Saturday, September 08, 2007

the Attack

It's obvious from previous reviews that I read a lot of youth and young adult fiction. I enjoy it a great deal, but I also recognize that to an adult, it's a bit like eating candy for every meal. YA fiction is quick and easy to read. This doesn't mean it isn't thought provoking. Many books for youth address difficult or compelling subjects, but they still usually mean a quicker and simpler read for me. Sometimes I make myself read an adult book like we adults make ourselves eat vegetables. Don't get me wrong, I do like many vegetables, but there are times when I eat vegetables just because I know I should. Similarly, I enjoy adult books, I just sometimes am too wrapped up in my YA books to think about them.

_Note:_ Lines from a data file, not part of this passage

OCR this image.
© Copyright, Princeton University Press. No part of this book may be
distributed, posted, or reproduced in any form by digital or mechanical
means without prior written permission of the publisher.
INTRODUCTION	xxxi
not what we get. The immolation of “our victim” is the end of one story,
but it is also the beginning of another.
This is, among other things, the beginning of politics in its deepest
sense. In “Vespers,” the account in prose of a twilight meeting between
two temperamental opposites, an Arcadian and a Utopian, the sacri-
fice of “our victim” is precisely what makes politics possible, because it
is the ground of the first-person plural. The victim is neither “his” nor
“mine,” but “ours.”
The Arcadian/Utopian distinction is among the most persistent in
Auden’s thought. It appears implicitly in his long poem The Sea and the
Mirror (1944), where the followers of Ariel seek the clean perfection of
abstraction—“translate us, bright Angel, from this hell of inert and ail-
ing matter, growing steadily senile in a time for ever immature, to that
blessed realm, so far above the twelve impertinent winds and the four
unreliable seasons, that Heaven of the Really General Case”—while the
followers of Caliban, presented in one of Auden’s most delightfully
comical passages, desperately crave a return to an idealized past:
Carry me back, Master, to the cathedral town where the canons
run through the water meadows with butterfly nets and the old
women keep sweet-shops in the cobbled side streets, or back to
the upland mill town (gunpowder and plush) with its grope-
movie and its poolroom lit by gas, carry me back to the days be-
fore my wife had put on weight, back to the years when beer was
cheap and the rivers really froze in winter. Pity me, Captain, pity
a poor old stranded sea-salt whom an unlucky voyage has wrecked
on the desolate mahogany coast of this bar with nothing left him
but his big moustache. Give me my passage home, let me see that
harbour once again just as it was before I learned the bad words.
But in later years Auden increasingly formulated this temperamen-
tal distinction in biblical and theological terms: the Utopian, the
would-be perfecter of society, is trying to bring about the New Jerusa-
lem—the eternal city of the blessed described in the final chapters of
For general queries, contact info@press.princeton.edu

I catalogued The Attack more than a year ago. I browse the jackets of most books that cross my desk, and this one's compelling summary haunted me until I finally sought out and read the book. Dr. Amin Jaafari, a Beduin Arab who has become a naturalized Israeli in Tel Aviv, is a respected doctor living in an affluent neighbourhood with his beautiful wife. One night, a terrorist's bomb tears apart a nearby cafe, and he labours intensely to save and repair the brutalized bodies. When he has worked beyond the point of exhaustion, he receives the news that rocks his world just as potently as the bomb rocked the cafe: his wife is among the dead, and the injuries she sustained suggest that she herself was the suicide bomber.

The Attack takes the reader vividly inside the Isreal-Palestine conflict, introducing the reader to the society on both sides of the violent disagreement. Readers participate vividly in the doctor's trauma, horror, and grief. The book poignantly questions how some can live a life of privilege and happiness while others must experience humiliation, horror, and violence.